001. NICE, ACCALMIR

L’HIVER (III)

Quand hors de vue,    et là révolues,    de la saison

Sont les images,    ainsi vient l’hiver durer,    

Le champ est vide,    plus douce paraît la vision,

Et tentent partout tempêtes,    et pluie de tomber. 

 

Comme une journée de paix,    ainsi est l’an qui s’achève,

Comme d’une demande l’écho,    voulant qu’il se parachève,

Puis, du printemps,    apparaît la nouvelle ère,

Ainsi, avec sa gloire,    luit la nature sur la terre. 

 

Friedrich Hölderlin, L’Hiver (III), Cycle des Saisons, 24 janvier 1743

 


 
VULNÉRABLE

Nice en hiver a son lot de destructions, d’abandons, d’accidents. C’est le moment de la régénération; la mer qui nous accueille en été nous noie à présent. Elle râle lourdement. Maintenant que les touristes ne sont plus là, les bâtiments sont des carcasses avec leurs os tout désossés. Qu’est ce que j’ai de la peine pour eux ! Ils pleurent des câbles, des fils, et leurs sanglots brisent le béton. 

 

LES FANTÔMES

Au diable luxure, stupre et flamboyance. 

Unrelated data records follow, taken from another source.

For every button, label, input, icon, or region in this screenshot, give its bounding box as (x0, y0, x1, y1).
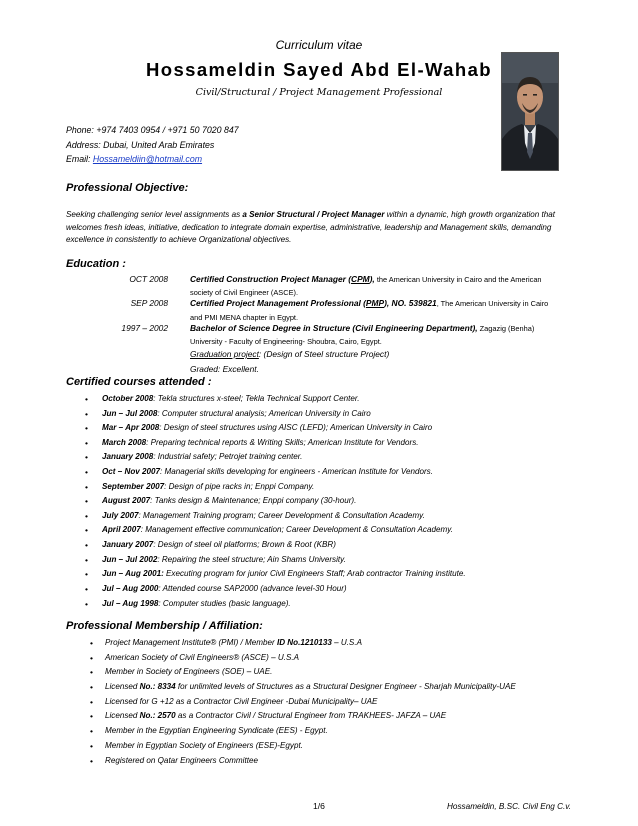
graduation-grade: Graded: Excellent. (190, 364, 259, 374)
course-date: January 2007 (102, 540, 154, 550)
education-institution: , The American University in Cairo (436, 299, 549, 308)
education-heading: Education : (66, 258, 126, 270)
education-institution: the American University in Cairo and the American (374, 275, 542, 284)
list-item (82, 421, 466, 436)
membership-text: American Society of Civil Engineers® (ASCE) – U.S.A (105, 652, 299, 662)
objective-heading: Professional Objective: (66, 182, 189, 194)
objective-text (66, 209, 576, 247)
education-entry (190, 297, 578, 311)
contact-email-row (66, 154, 202, 164)
membership-text: Member in Egyptian Society of Engineers (ESE)-Egypt. (105, 740, 303, 750)
list-item (82, 509, 466, 524)
education-institution-line2: society of Civil Engineer (ASCE). (190, 288, 299, 297)
course-date: Mar – Apr 2008 (102, 423, 160, 433)
candidate-name: Hossameldin Sayed Abd El-Wahab (146, 59, 492, 80)
course-date: October 2008 (102, 394, 154, 403)
course-date: July 2007 (102, 510, 139, 520)
membership-text: Project Management Institute® (PMI) / Member (105, 638, 277, 647)
course-text: Executing program for junior Civil Engineers Staff; Arab contractor Training institute. (163, 569, 466, 579)
course-date: April 2007 (102, 525, 141, 535)
list-item (88, 754, 516, 769)
course-text: : Computer structural analysis; American University in Cairo (157, 408, 371, 418)
document-label: Curriculum vitae (275, 38, 363, 52)
education-title: Certified Project Management Professional ( (190, 298, 366, 308)
membership-text: Licensed for G +12 as a Contractor Civil Engineer -Dubai Municipality– UAE (105, 696, 378, 706)
education-institution-line2: and PMI MENA chapter in Egypt. (190, 313, 299, 322)
contact-phone: Phone: +974 7403 0954 / +971 50 7020 847 (66, 125, 239, 135)
education-date: SEP 2008 (130, 298, 168, 308)
membership-text: Member in the Egyptian Engineering Syndicate (EES) - Egypt. (105, 726, 328, 736)
list-item (88, 695, 516, 710)
objective-text-post: within a dynamic, high growth organization that welcomes fresh ideas, initiative, dedication to integrate domain expertise, administrative, leadership and Management skills, demanding excellence in consistently to achieve Organizational objectives. (66, 210, 556, 245)
list-item (88, 665, 516, 680)
list-item (82, 538, 466, 553)
list-item (82, 553, 466, 568)
list-item (82, 582, 466, 597)
education-title: Certified Construction Project Manager ( (190, 274, 352, 284)
membership-text: Registered on Qatar Engineers Committee (105, 755, 258, 765)
membership-id: ID No.1210133 (276, 638, 332, 647)
graduation-project (190, 349, 389, 359)
list-item (88, 680, 516, 695)
membership-text: Licensed (105, 682, 140, 692)
course-text: : Computer studies (basic language). (158, 598, 291, 608)
course-text: : Design of steel structures using AISC (LEFD); American University in Cairo (159, 423, 433, 433)
membership-text-end: – U.S.A (331, 638, 362, 647)
course-text: : Attended course SAP2000 (advance level-30 Hour) (158, 583, 347, 593)
list-item (82, 465, 466, 480)
list-item (88, 739, 516, 754)
course-text: : Tanks design & Maintenance; Enppi company (30-hour). (150, 496, 357, 506)
list-item (82, 597, 466, 612)
course-text: : Tekla structures x-steel; Tekla Technical Support Center. (153, 394, 360, 403)
graduation-project-text: : (Design of Steel structure Project) (258, 349, 390, 359)
list-item (88, 709, 516, 724)
courses-list (82, 392, 466, 611)
objective-text-role: a Senior Structural / Project Manager (242, 210, 385, 219)
portrait-photo (501, 52, 559, 171)
course-date: Jun – Jul 2008 (102, 408, 158, 418)
course-text: : Managerial skills developing for engineers - American Institute for Vendors. (160, 467, 433, 477)
course-text: : Design of pipe racks in; Enppi Company. (164, 481, 315, 491)
list-item (82, 450, 466, 465)
education-institution-line2: University - Faculty of Engineering- Shoubra, Cairo, Egypt. (190, 337, 382, 346)
course-date: January 2008 (102, 452, 154, 462)
education-title: Bachelor of Science Degree in Structure (Civil Engineering Department), (190, 323, 478, 333)
education-title-abbr: CPM (351, 274, 370, 284)
course-date: Oct – Nov 2007 (102, 467, 161, 477)
course-date: Jun – Jul 2002 (102, 554, 158, 564)
list-item (82, 480, 466, 495)
graduation-project-label: Graduation project (190, 349, 259, 359)
list-item (82, 523, 466, 538)
education-entry (190, 273, 578, 287)
education-date: 1997 – 2002 (121, 323, 168, 333)
list-item (82, 494, 466, 509)
education-institution: Zagazig (Benha) (477, 324, 535, 333)
list-item (88, 636, 516, 651)
membership-id: No.: 8334 (139, 682, 176, 692)
objective-text-pre: Seeking challenging senior level assignments as (66, 210, 243, 219)
list-item (88, 724, 516, 739)
course-text: : Industrial safety; Petrojet training center. (153, 452, 303, 462)
membership-text: Licensed (105, 711, 140, 721)
course-date: Jun – Aug 2001: (102, 569, 164, 579)
course-date: Jul – Aug 1998 (102, 598, 159, 608)
education-title-end: ), NO. 539821 (384, 298, 437, 308)
education-date: OCT 2008 (129, 274, 168, 284)
list-item (82, 392, 466, 407)
education-title-abbr: PMP (365, 298, 385, 308)
list-item (88, 651, 516, 666)
course-text: : Repairing the steel structure; Ain Shams University. (157, 554, 346, 564)
membership-list (88, 636, 516, 768)
candidate-subtitle: Civil/Structural / Project Management Professional (195, 87, 443, 98)
list-item (82, 436, 466, 451)
contact-email-label: Email: (66, 154, 93, 164)
membership-text-end: as a Contractor Civil / Structural Engineer from TRAKHEES- JAFZA – UAE (175, 711, 447, 721)
courses-heading: Certified courses attended : (66, 376, 212, 388)
education-entry (190, 322, 578, 336)
course-text: : Management effective communication; Career Development & Consultation Academy. (140, 525, 453, 535)
course-text: : Management Training program; Career Development & Consultation Academy. (138, 510, 425, 520)
membership-text-end: for unlimited levels of Structures as a Structural Designer Engineer - Sharjah Municipality-UAE (175, 682, 516, 692)
contact-address: Address: Dubai, United Arab Emirates (66, 140, 215, 150)
course-date: September 2007 (102, 481, 165, 491)
course-text: : Preparing technical reports & Writing Skills; American Institute for Vendors. (146, 437, 419, 447)
portrait-photo-icon (502, 53, 558, 170)
list-item (82, 407, 466, 422)
membership-heading: Professional Membership / Affiliation: (66, 620, 263, 632)
education-title-end: ), (369, 274, 375, 284)
membership-id: No.: 2570 (139, 711, 176, 721)
membership-text: Member in Society of Engineers (SOE) – UAE. (105, 667, 273, 677)
course-date: August 2007 (102, 496, 151, 506)
footer-name: Hossameldin, B.SC. Civil Eng C.v. (447, 802, 572, 811)
list-item (82, 567, 466, 582)
contact-email-link[interactable]: Hossameldiin@hotmail.com (92, 154, 203, 164)
course-text: : Design of steel oil platforms; Brown & Root (KBR) (153, 540, 336, 550)
page-number: 1/6 (313, 801, 325, 811)
course-date: Jul – Aug 2000 (102, 583, 159, 593)
course-date: March 2008 (102, 437, 147, 447)
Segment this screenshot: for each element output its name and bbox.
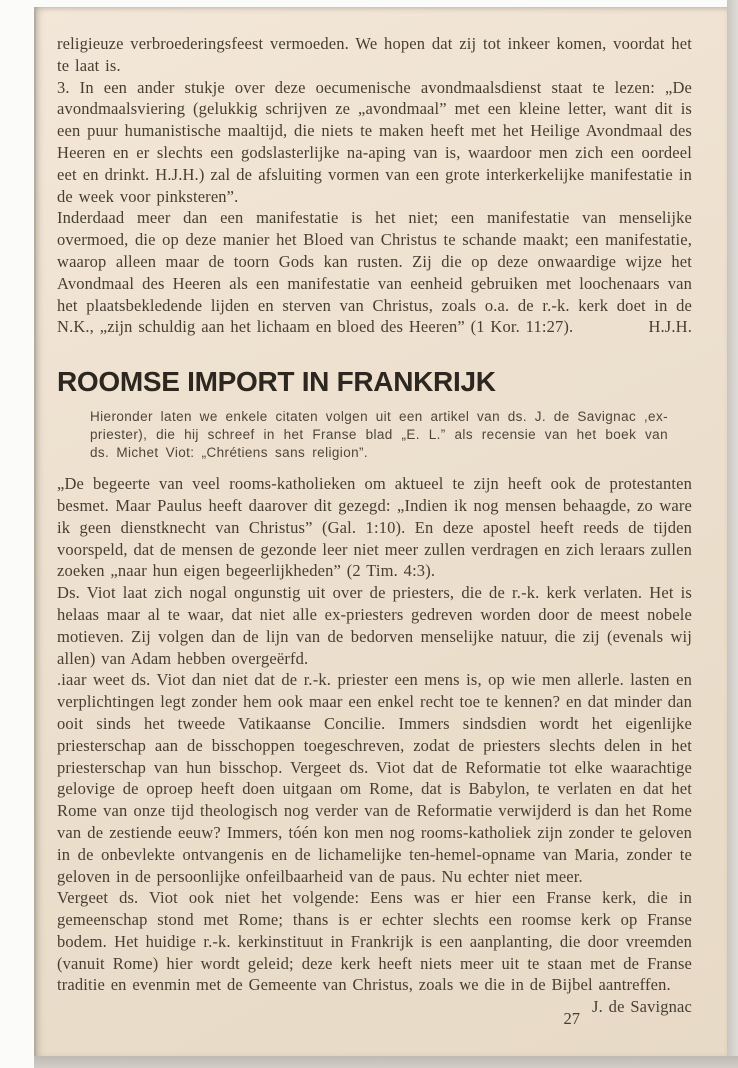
scanned-page [34, 7, 727, 1056]
paragraph-text: Vergeet ds. Viot ook niet het volgende: Eens was er hier een Franse kerk, die in gemeenschap stond met Rome; thans is er echter slechts een roomse kerk op Franse bodem. Het huidige r.-k. kerkinstituut in Frankrijk is een aanplanting, die door vreemden (vanuit Rome) hier wordt geleid; deze kerk heeft niets meer uit te staan met de Franse traditie en evenmin met de Gemeente van Christus, zoals we die in de Bijbel aantreffen. [57, 888, 692, 995]
paragraph-text: Inderdaad meer dan een manifestatie is het niet; een manifestatie van menselijke overmoed, die op deze manier het Bloed van Christus te schande maakt; een manifestatie, waarop alleen maar de toorn Gods kan rusten. Zij die op deze onwaardige wijze het Avondmaal des Heeren als een manifestatie van eenheid gebruiken met loochenaars van het plaatsbekledende lijden en sterven van Christus, zoals o.a. de r.-k. kerk doet in de N.K., „zijn schuldig aan het lichaam en bloed des Heeren” (1 Kor. 11:27). [57, 208, 692, 337]
scanner-edge-right [727, 0, 738, 1068]
page-content [36, 7, 727, 1029]
scanner-edge-bottom [34, 1056, 738, 1068]
author-signature: H.J.H. [648, 317, 692, 337]
paragraph [57, 207, 692, 338]
paragraph-text: Ds. Viot laat zich nogal ongunstig uit over de priesters, die de r.-k. kerk verlaten. Het is helaas maar al te waar, dat niet alle ex-priesters gedreven worden door de meest nobele motieven. Zij volgen dan de lijn van de bedorven menselijke natuur, die zij (evenals wij allen) van Adam hebben overgeërfd. [57, 583, 692, 668]
article-intro: Hieronder laten we enkele citaten volgen uit een artikel van ds. J. de Savignac ,ex-priester), die hij schreef in het Franse blad „E. L.” als recensie van het boek van ds. Michet Viot: „Chrétiens sans religion”. [90, 409, 668, 461]
page-number: 27 [563, 1009, 581, 1029]
article-title: ROOMSE IMPORT IN FRANKRIJK [57, 366, 496, 398]
paragraph [57, 77, 692, 208]
paragraph-text: .iaar weet ds. Viot dan niet dat de r.-k. priester een mens is, op wie men allerle. lasten en verplichtingen legt zonder hem ook maar een enkel recht toe te kennen? en dat minder dan ooit sinds het tweede Vatikaanse Concilie. Immers sindsdien wordt het eigenlijke priesterschap aan de bisschoppen toegeschreven, zodat de priesters slechts delen in het priesterschap van hun bisschop. Vergeet ds. Viot dat de Reformatie tot elke waarachtige gelovige de oproep heeft doen uitgaan om Rome, dat is Babylon, te verlaten en dat het Rome van onze tijd theologisch nog verder van de Reformatie verwijderd is dan het Rome van de zestiende eeuw? Immers, tóén kon men nog rooms-katholiek zijn zonder te geloven in de onbevlekte ontvangenis en de lichamelijke ten-hemel-opname van Maria, zonder te geloven in de persoonlijke onfeilbaarheid van de paus. Nu echter niet meer. [57, 670, 692, 886]
paragraph [57, 669, 692, 887]
author-signature: J. de Savignac [592, 997, 692, 1017]
paragraph [57, 473, 692, 582]
paragraph-text: 3. In een ander stukje over deze oecumenische avondmaalsdienst staat te lezen: „De avondmaalsviering (gelukkig schrijven ze „avondmaal” met een kleine letter, want dit is een puur humanistische maaltijd, die niets te maken heeft met het Heilige Avondmaal des Heeren en er slechts een godslasterlijke na-aping van is, waardoor men zich een oordeel eet en drinkt. H.J.H.) zal de afsluiting vormen van een grote interkerkelijke manifestatie in de week voor pinksteren”. [57, 77, 692, 206]
paragraph-text: religieuze verbroederingsfeest vermoeden. We hopen dat zij tot inkeer komen, voordat het te laat is. [57, 34, 692, 75]
paragraph [57, 33, 692, 77]
paragraph [57, 582, 692, 669]
paragraph-text: „De begeerte van veel rooms-katholieken om aktueel te zijn heeft ook de protestanten besmet. Maar Paulus heeft daarover dit gezegd: „Indien ik nog mensen behaagde, zo ware ik geen dienstknecht van Christus” (Gal. 1:10). En deze apostel heeft reeds de tijden voorspeld, dat de mensen de gezonde leer niet meer zullen verdragen en zich leraars zullen zoeken „naar hun eigen begeerlijkheden” (2 Tim. 4:3). [57, 474, 692, 581]
paragraph [57, 887, 692, 1017]
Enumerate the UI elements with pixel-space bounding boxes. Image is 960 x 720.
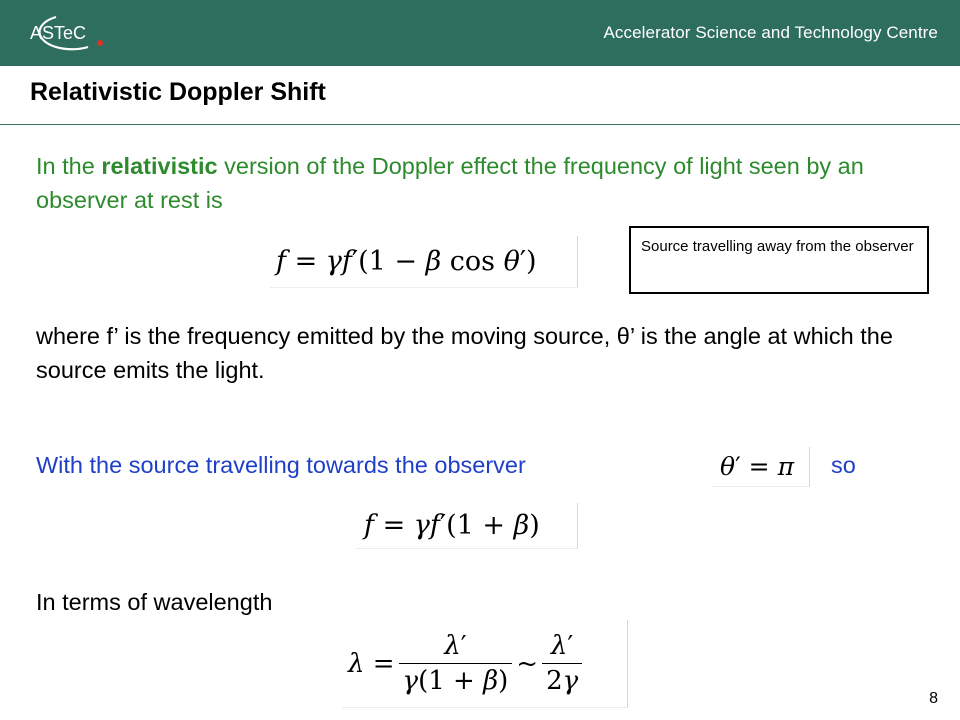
intro-bold-word: relativistic [101,153,218,179]
astec-logo [16,14,108,52]
title-divider [0,124,960,125]
page-number: 8 [929,690,938,707]
logo-dot [97,40,103,46]
logo-text: ASTeC [30,23,87,43]
intro-text-end: version of the Doppler effect the frequency of light seen by an observer at rest is [36,153,864,213]
so-text: so [831,452,856,478]
fraction-2: $\frac{\lambda'}{2\gamma}$ [542,631,582,696]
header-bar [0,0,960,66]
org-name: Accelerator Science and Technology Centre [603,23,938,42]
equation-doppler-general: f = γf ′(1 − β cos θ ′) [270,236,578,288]
wavelength-text: In terms of wavelength [36,589,273,615]
slide-title: Relativistic Doppler Shift [30,78,326,106]
note-box: Source travelling away from the observer [629,226,929,294]
towards-observer-text: With the source travelling towards the observer [36,452,526,478]
intro-paragraph [36,149,916,217]
equation-wavelength: λ = $\frac{\lambda'}{\gamma(1 + \beta)}$ ~ $\frac{\lambda'}{2\gamma}$ [342,620,628,708]
intro-text-start: In the [36,153,102,179]
equation-doppler-towards: f = γf ′(1 + β ) [356,503,578,549]
definition-paragraph: where f’ is the frequency emitted by the moving source, θ’ is the angle at which the source emits the light. [36,323,893,383]
equation-theta-pi: θ ′ = π [712,447,810,487]
fraction-1: $\frac{\lambda'}{\gamma(1 + \beta)}$ [399,631,513,696]
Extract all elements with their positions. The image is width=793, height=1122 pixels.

À l’Hôtel Méditerranée, en hiver, les vieilles étoiles pointent le bout de leur nez. Je les imagine tous, ces fantômes, dans leurs habits de grand-père : des trois-pièces beiges en velours côtelé, un peu larges, des cheveux soigneusement gominés. Une montre dont le cadran est dirigé vers l’intérieur, ils veulent garder le temps pour eux. Une vieille voiture américaine, blanc-cassé. 

 

SINGES EN HIVER

Je marchais et puis il faisait froid. Sur le chemin, je voyais ces grands pins maritimes. Les pins sont des arbres orageux, leurs épines fendent l’atmosphère en deux. C’est comme si on avait mis la foudre au bout de leurs tiges et toute la fureur de la mer dans leur ombrage. J’avais mes mains recrocvillées dans mes poches. Moi j’étais comme un de ces singes en hiver, qui ont peur du grand froid et qui se réfugient en ville. Et puis on me ramèna chez moi, dans un climat d’accalmie.